Sua estratégia era audaciosa e foi resumida em um mantra: “cinco nós em quatro anos”. O objetivo era acelerar o desenvolvimento de cinco novas gerações de transistores no curto espaço de tempo de quatro anos para, até 2025, ultrapassar a TSMC de Taiwan e reconquistar a liderança indiscutível na fabricação de silício. Para isso, ele apostaria tudo na tecnologia EUV (litografia de ultravioleta extremo) da ASML, a mesma que, segundo ele próprio admitiu em uma entrevista de 2022, a Intel foi “estúpida” por não ter adotado antes, permitindo que a concorrência a superasse.
A Realidade vs. a Planilha: Onde o Cálculo Deu Errado?
Embora a Intel afirmasse repetidamente estar “no caminho certo” para cumprir a meta dos cinco nós, o custo dessa jornada se mostrou financeiramente devastador. A divisão de fabricação de chips da empresa registrou perdas operacionais de US$ 7 bilhões em 2023. O ano de 2024 foi ainda pior, com perdas trimestrais bilionárias, culminando em um prejuízo de US$ 16,6 bilhões no terceiro trimestre. O valor de mercado da Intel foi cortado pela metade durante sua gestão.
O custo humano também foi alto. Em agosto, a empresa anunciou a demissão de mais de 15.000 funcionários para cortar US$ 10 bilhões em custos, uma medida que, segundo ex-funcionários citados pelo The Verge, destruiu completamente o moral interno. A lógica de sacrificar o presente pelo futuro começou a ruir. Se você corta custos em produtos atuais para financiar fábricas futuras, mas esses produtos perdem competitividade e o futuro demora a chegar, o resultado é um vácuo. E a concorrência detesta um vácuo.
O Elefante na Sala de Silício: A Inteligência Artificial
O maior erro de cálculo, no entanto, foi não antecipar a velocidade e a magnitude da explosão da Inteligência Artificial.

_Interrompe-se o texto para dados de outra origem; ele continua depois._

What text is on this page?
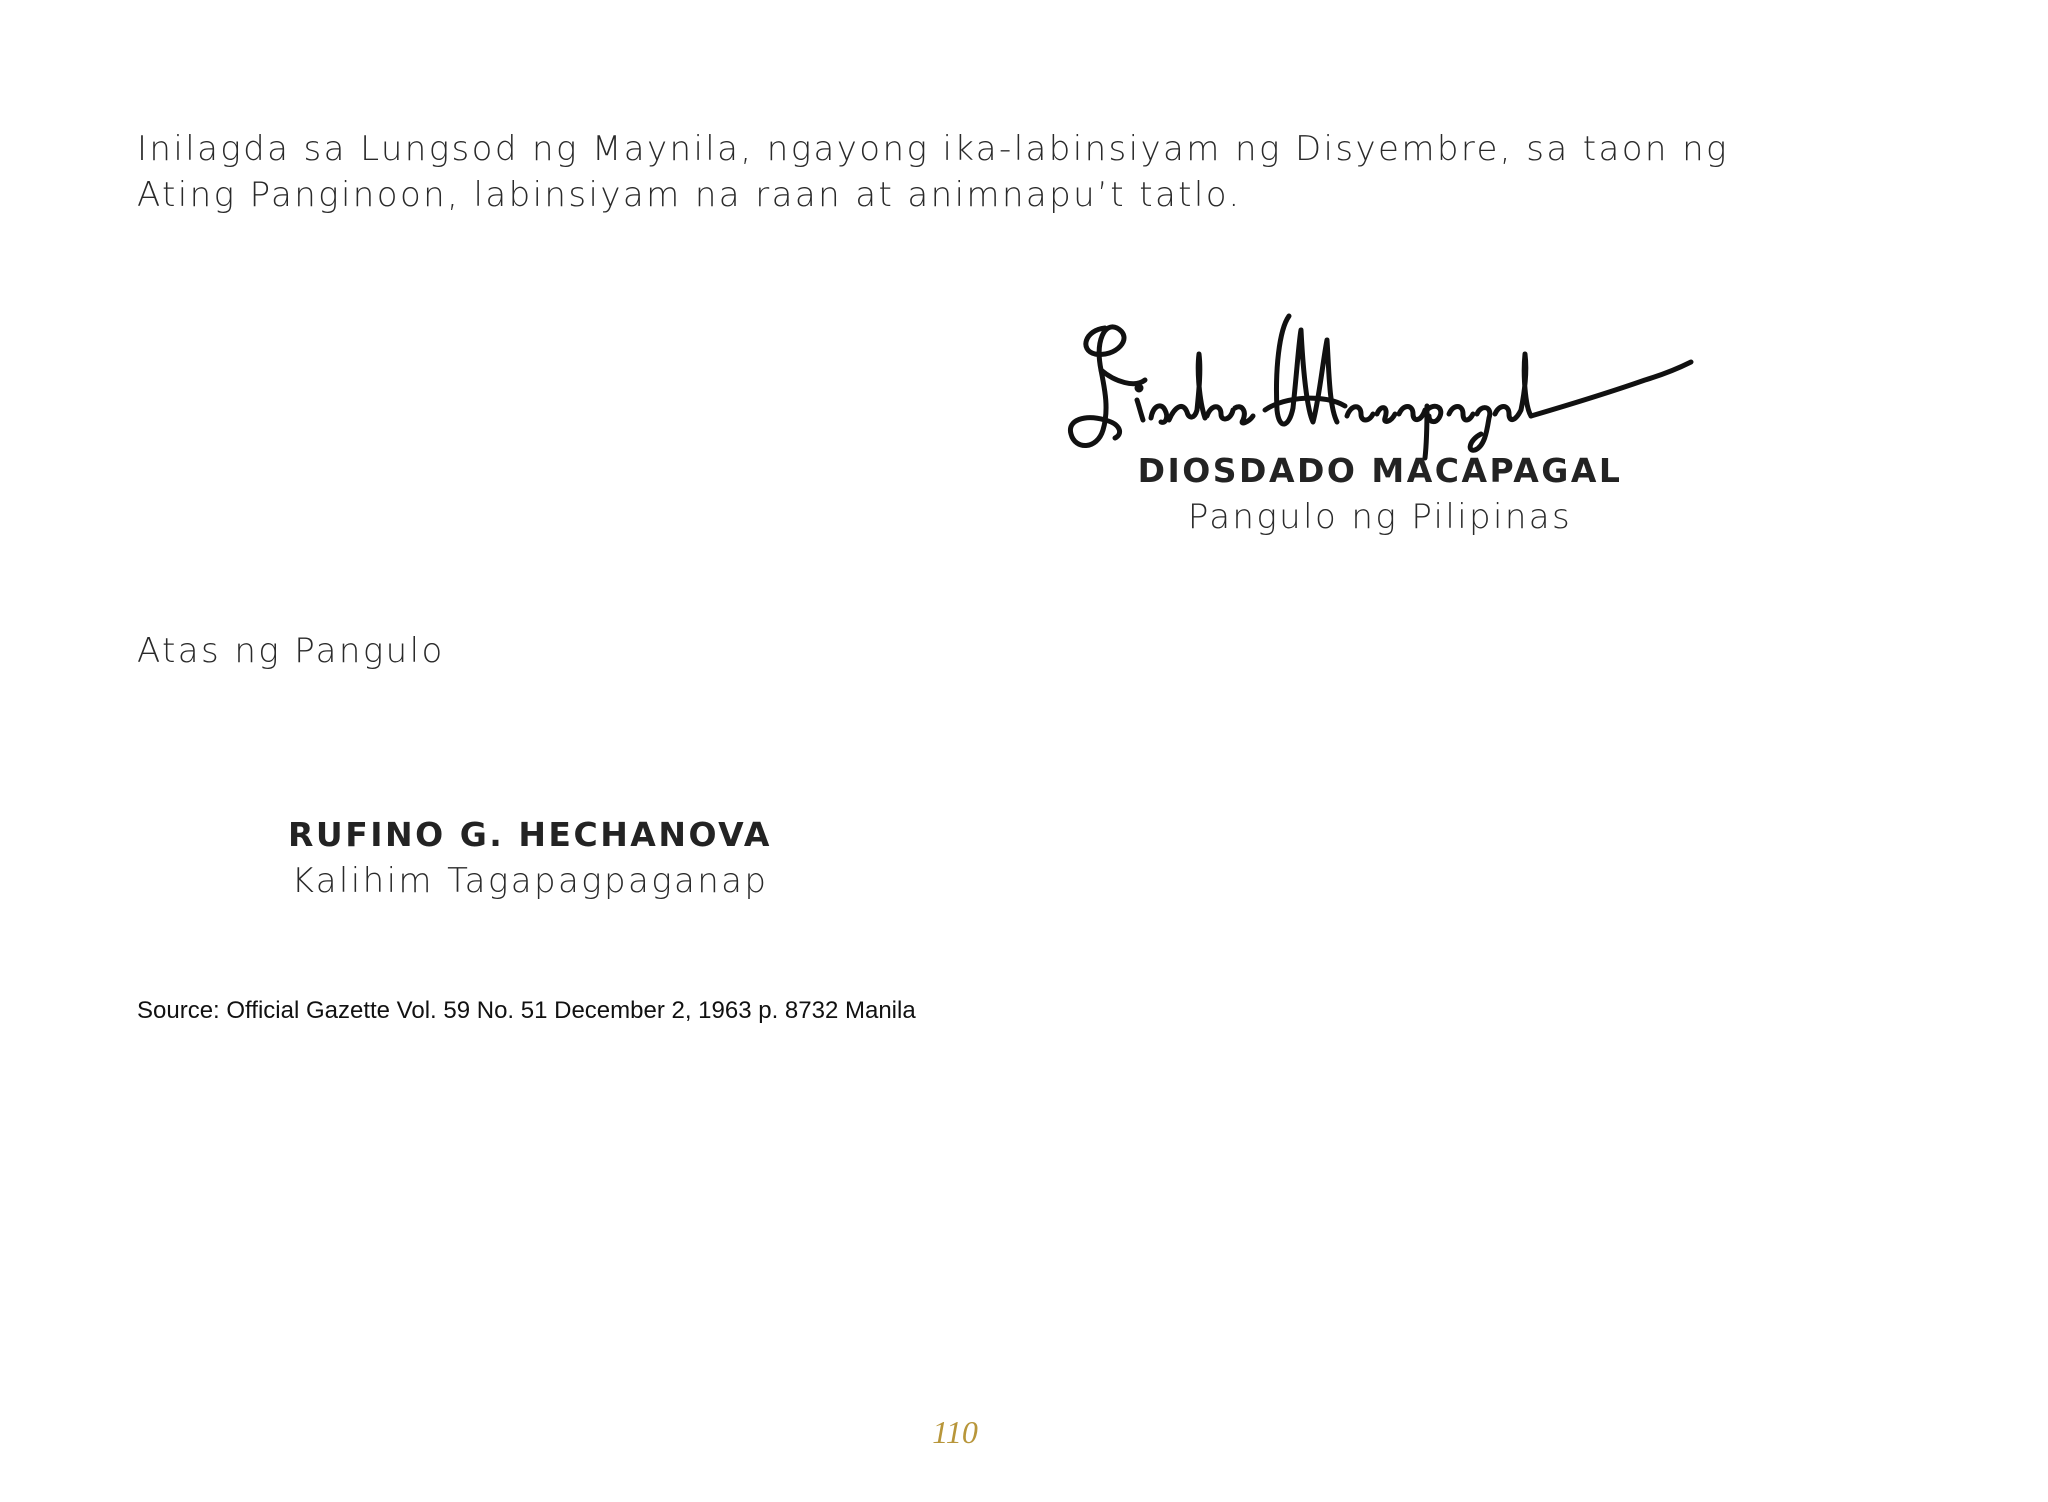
Inilagda sa Lungsod ng Maynila, ngayong ika-labinsiyam ng Disyembre, sa taon ng
Ating Panginoon, labinsiyam na raan at animnapu’t tatlo.

DIOSDADO MACAPAGAL
Pangulo ng Pilipinas
Atas ng Pangulo
RUFINO G. HECHANOVA
Kalihim Tagapagpaganap
Source: Official Gazette Vol. 59 No. 51 December 2, 1963 p. 8732 Manila
110
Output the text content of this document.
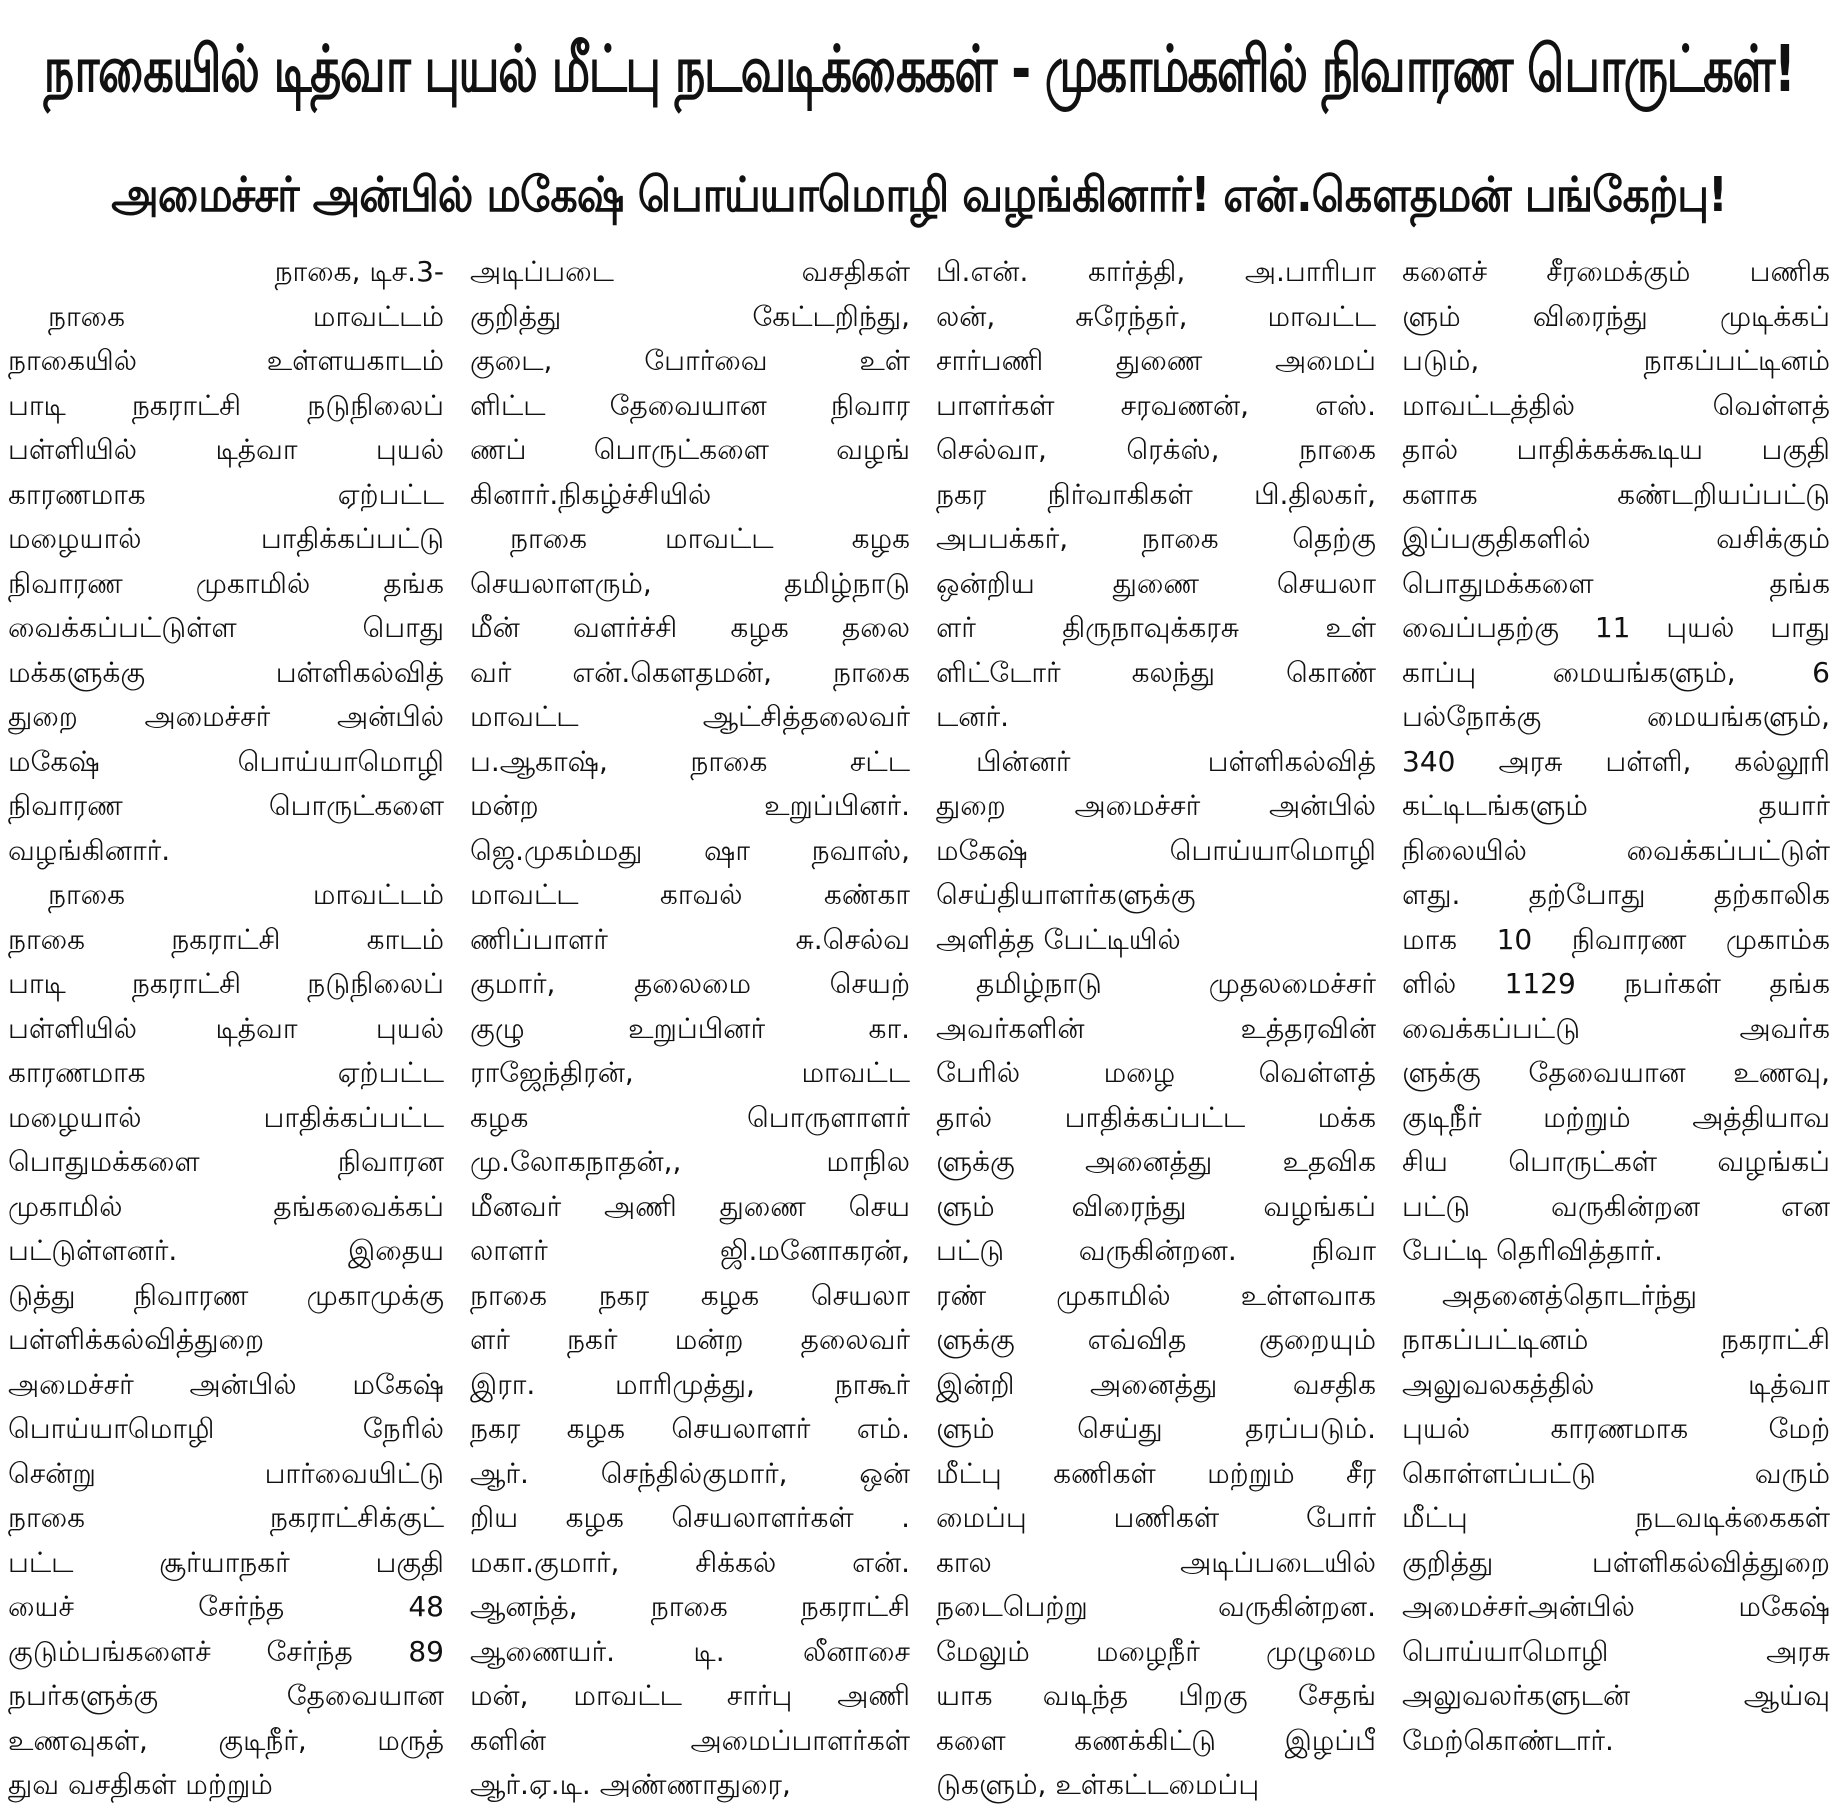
நாகையில் டித்வா புயல் மீட்பு நடவடிக்கைகள் - முகாம்களில் நிவாரண பொருட்கள்!
அமைச்சர் அன்பில் மகேஷ் பொய்யாமொழி வழங்கினார்! என்.கௌதமன் பங்கேற்பு!
நாகை, டிச.3-
நாகை மாவட்டம்
நாகையில் உள்ளயகாடம்
பாடி நகராட்சி நடுநிலைப்
பள்ளியில் டித்வா புயல்
காரணமாக ஏற்பட்ட
மழையால் பாதிக்கப்பட்டு
நிவாரண முகாமில் தங்க
வைக்கப்பட்டுள்ள பொது
மக்களுக்கு பள்ளிகல்வித்
துறை அமைச்சர் அன்பில்
மகேஷ் பொய்யாமொழி
நிவாரண பொருட்களை
வழங்கினார்.
நாகை மாவட்டம்
நாகை நகராட்சி காடம்
பாடி நகராட்சி நடுநிலைப்
பள்ளியில் டித்வா புயல்
காரணமாக ஏற்பட்ட
மழையால் பாதிக்கப்பட்ட
பொதுமக்களை நிவாரன
முகாமில் தங்கவைக்கப்
பட்டுள்ளனர். இதைய
டுத்து நிவாரண முகாமுக்கு
பள்ளிக்கல்வித்துறை
அமைச்சர் அன்பில் மகேஷ்
பொய்யாமொழி நேரில்
சென்று பார்வையிட்டு
நாகை நகராட்சிக்குட்
பட்ட சூர்யாநகர் பகுதி
யைச் சேர்ந்த 48
குடும்பங்களைச் சேர்ந்த 89
நபர்களுக்கு தேவையான
உணவுகள், குடிநீர், மருத்
துவ வசதிகள் மற்றும்
அடிப்படை வசதிகள்
குறித்து கேட்டறிந்து,
குடை, போர்வை உள்
ளிட்ட தேவையான நிவார
ணப் பொருட்களை வழங்
கினார்.நிகழ்ச்சியில்
நாகை மாவட்ட கழக
செயலாளரும், தமிழ்நாடு
மீன் வளர்ச்சி கழக தலை
வர் என்.கௌதமன், நாகை
மாவட்ட ஆட்சித்தலைவர்
ப.ஆகாஷ், நாகை சட்ட
மன்ற உறுப்பினர்.
ஜெ.முகம்மது ஷா நவாஸ்,
மாவட்ட காவல் கண்கா
ணிப்பாளர் சு.செல்வ
குமார், தலைமை செயற்
குழு உறுப்பினர் கா.
ராஜேந்திரன், மாவட்ட
கழக பொருளாளர்
மு.லோகநாதன்,, மாநில
மீனவர் அணி துணை செய
லாளர் ஜி.மனோகரன்,
நாகை நகர கழக செயலா
ளர் நகர் மன்ற தலைவர்
இரா. மாரிமுத்து, நாகூர்
நகர கழக செயலாளர் எம்.
ஆர். செந்தில்குமார், ஒன்
றிய கழக செயலாளர்கள் .
மகா.குமார், சிக்கல் என்.
ஆனந்த், நாகை நகராட்சி
ஆணையர். டி. லீனாசை
மன், மாவட்ட சார்பு அணி
களின் அமைப்பாளர்கள்
ஆர்.ஏ.டி. அண்ணாதுரை,
பி.என். கார்த்தி, அ.பாரிபா
லன், சுரேந்தர், மாவட்ட
சார்பணி துணை அமைப்
பாளர்கள் சரவணன், எஸ்.
செல்வா, ரெக்ஸ், நாகை
நகர நிர்வாகிகள் பி.திலகர்,
அபபக்கர், நாகை தெற்கு
ஒன்றிய துணை செயலா
ளர் திருநாவுக்கரசு உள்
ளிட்டோர் கலந்து கொண்
டனர்.
பின்னர் பள்ளிகல்வித்
துறை அமைச்சர் அன்பில்
மகேஷ் பொய்யாமொழி
செய்தியாளர்களுக்கு
அளித்த பேட்டியில்
தமிழ்நாடு முதலமைச்சர்
அவர்களின் உத்தரவின்
பேரில் மழை வெள்ளத்
தால் பாதிக்கப்பட்ட மக்க
ளுக்கு அனைத்து உதவிக
ளும் விரைந்து வழங்கப்
பட்டு வருகின்றன. நிவா
ரண் முகாமில் உள்ளவாக
ளுக்கு எவ்வித குறையும்
இன்றி அனைத்து வசதிக
ளும் செய்து தரப்படும்.
மீட்பு கணிகள் மற்றும் சீர
மைப்பு பணிகள் போர்
கால அடிப்படையில்
நடைபெற்று வருகின்றன.
மேலும் மழைநீர் முழுமை
யாக வடிந்த பிறகு சேதங்
களை கணக்கிட்டு இழப்பீ
டுகளும், உள்கட்டமைப்பு
களைச் சீரமைக்கும் பணிக
ளும் விரைந்து முடிக்கப்
படும், நாகப்பட்டினம்
மாவட்டத்தில் வெள்ளத்
தால் பாதிக்கக்கூடிய பகுதி
களாக கண்டறியப்பட்டு
இப்பகுதிகளில் வசிக்கும்
பொதுமக்களை தங்க
வைப்பதற்கு 11 புயல் பாது
காப்பு மையங்களும், 6
பல்நோக்கு மையங்களும்,
340 அரசு பள்ளி, கல்லூரி
கட்டிடங்களும் தயார்
நிலையில் வைக்கப்பட்டுள்
ளது. தற்போது தற்காலிக
மாக 10 நிவாரண முகாம்க
ளில் 1129 நபர்கள் தங்க
வைக்கப்பட்டு அவர்க
ளுக்கு தேவையான உணவு,
குடிநீர் மற்றும் அத்தியாவ
சிய பொருட்கள் வழங்கப்
பட்டு வருகின்றன என
பேட்டி தெரிவித்தார்.
அதனைத்தொடர்ந்து
நாகப்பட்டினம் நகராட்சி
அலுவலகத்தில் டித்வா
புயல் காரணமாக மேற்
கொள்ளப்பட்டு வரும்
மீட்பு நடவடிக்கைகள்
குறித்து பள்ளிகல்வித்துறை
அமைச்சர்அன்பில் மகேஷ்
பொய்யாமொழி அரசு
அலுவலர்களுடன் ஆய்வு
மேற்கொண்டார்.
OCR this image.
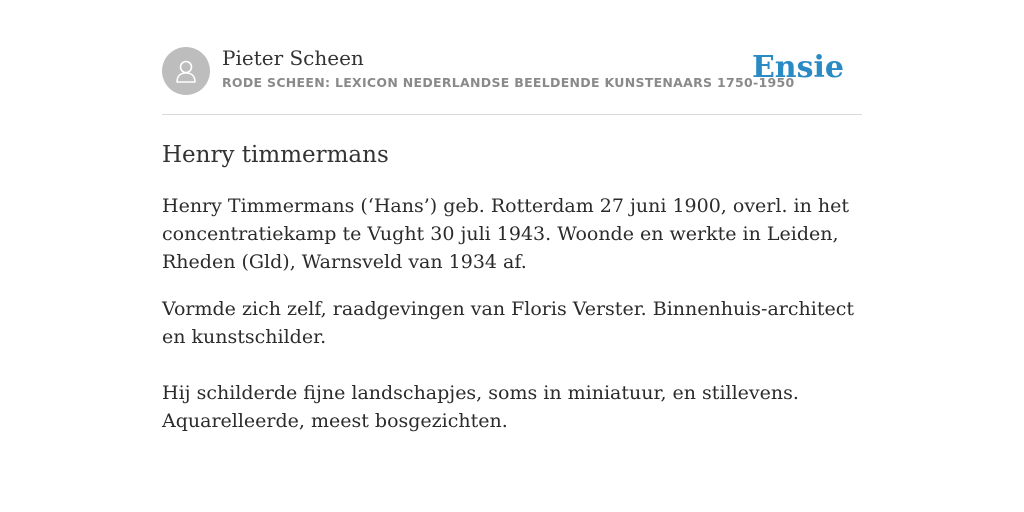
Pieter Scheen
RODE SCHEEN: LEXICON NEDERLANDSE BEELDENDE KUNSTENAARS 1750-1950
Ensie
Henry timmermans

Henry Timmermans (‘Hans’) geb. Rotterdam 27 juni 1900, overl. in het concentratiekamp te Vught 30 juli 1943. Woonde en werkte in Leiden, Rheden (Gld), Warnsveld van 1934 af.

Vormde zich zelf, raadgevingen van Floris Verster. Binnenhuis-architect en kunstschilder.

Hij schilderde fijne landschapjes, soms in miniatuur, en stillevens. Aquarelleerde, meest bosgezichten.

Enquanto a Nvidia via seu valor de mercado explodir graças à corrida do ouro da IA, a Intel ficou assistindo da arquibancada. Seu principal acelerador de IA, o Gaudi, não conseguiu atingir a meta de receita, já rebaixada, de US$ 500 milhões. A razão, apontam analistas, foi um erro de projeto: a arquitetura dos chips da Intel foi otimizada para operações que não eram as mais demandadas pelos modelos de linguagem que impulsionam a IA generativa. A AMD adaptou-se rapidamente; a Intel, não.
Essa falha foi agravada por outros tropeços públicos: problemas de instabilidade em suas CPUs de desktop mais recentes e a decisão da Microsoft de lançar sua iniciativa Copilot Plus PC exclusivamente com chips da Qualcomm, preterindo sua parceira histórica. A percepção do mercado era clara: a Intel havia perdido o rumo.
A Gota D'água: O Ultimato do Conselho
A decisão abrupta do conselho sugere que a confiança no plano de Gelsinger simplesmente evaporou. Fontes citadas pela imprensa internacional indicam que a diretoria sentiu que o progresso era lento demais e que a obsessão em construir fábricas negligenciava a necessidade de criar produtos vencedores no mercado atual. Um relatório do The New York Times lançou ainda mais dúvidas, afirmando que o processo de fabricação mais avançado da Intel, o 18A, apresentava uma taxa de chips sem falhas inferior a 10%, enquanto o processo equivalente da TSMC já alcançava 30%.
Com a saída de Gelsinger, a Intel nomeou o CFO David Zinsner e a CEO de Produtos Michelle Johnston Holthaus como co-CEOs interinos. A questão que fica não é apenas quem será o próximo líder, mas qual será a identidade da Intel. A empresa está em uma encruzilhada lógica: continuar a aposta multibilionária e de alto risco para ser uma potência de fabricação ou, como a AMD fez no passado, desmembrar suas fábricas e se concentrar em ser uma empresa de design de chips. A aposta de Pat Gelsinger não se pagou a tempo, e agora a Intel precisa recalcular sua rota antes que seja tarde demais.